Everything went well. NASA’s Psyche mission successfully took off this Friday from a platform at the Kennedy Space Center in Florida (USA), and began a historic journey towards an asteroid rich in metals. There is a lot of hope with this mission because the research derived from it can provide clues about the origin of the center of the Earth and other celestial bodies.

At the scheduled time, 10:27 a.m. Eastern time in the United States (14:27 GMT), and after a couple of postponements, the last due to bad weather, a Falcon Heavy rocket from the SpaceX company took flight from Cape Canaveral with the Psyche ship in its peak, which awaits a journey of 3.5 billion kilometers (2.2 billion miles) to its destination. If everything goes as planned, the spacecraft will reach the vicinity of Mars in May 2026 and from there continue towards the asteroid Psyche, where it will arrive in August 2029.

The Psyche mission represents the first ever carried out to an M-type asteroid (the class that groups predominantly metallic objects). It is also the first in which a laser-based communication mechanism with the Earth will be tested, which can achieve transmission capacities between 10 and 100 times greater than traditional radio ones. To do this, the spacecraft carries a laser transmitter as well as a 22-centimeter aperture telescope capable of receiving light sent from Earth (about 300 million kilometers away).

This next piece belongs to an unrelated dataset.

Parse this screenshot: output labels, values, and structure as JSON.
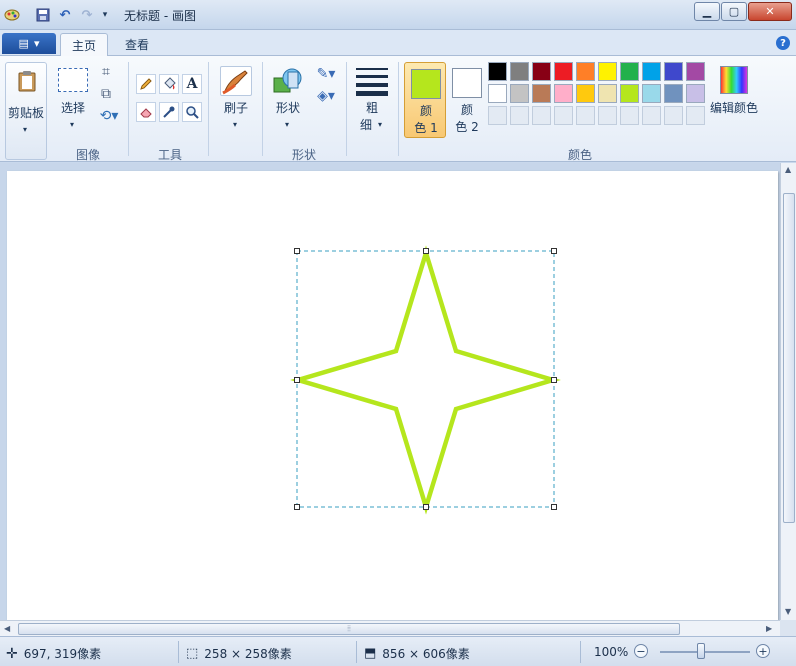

Likewise, the spacecraft will test, for the first time beyond lunar orbit, electric impulse motors. The operation is based on capturing energy from the Sun through its solar panels, and using it to expel accelerated xenon ions (an inert gas), which, in turn, will generate the Psyche impulse.

Adding to the record of numbers one for the mission is the fact that NASA will use, for the launch, a Heavy Rocket rocket from the aerospace company SpaceX, becoming the first one carried out by the North American space agency with this rocket model.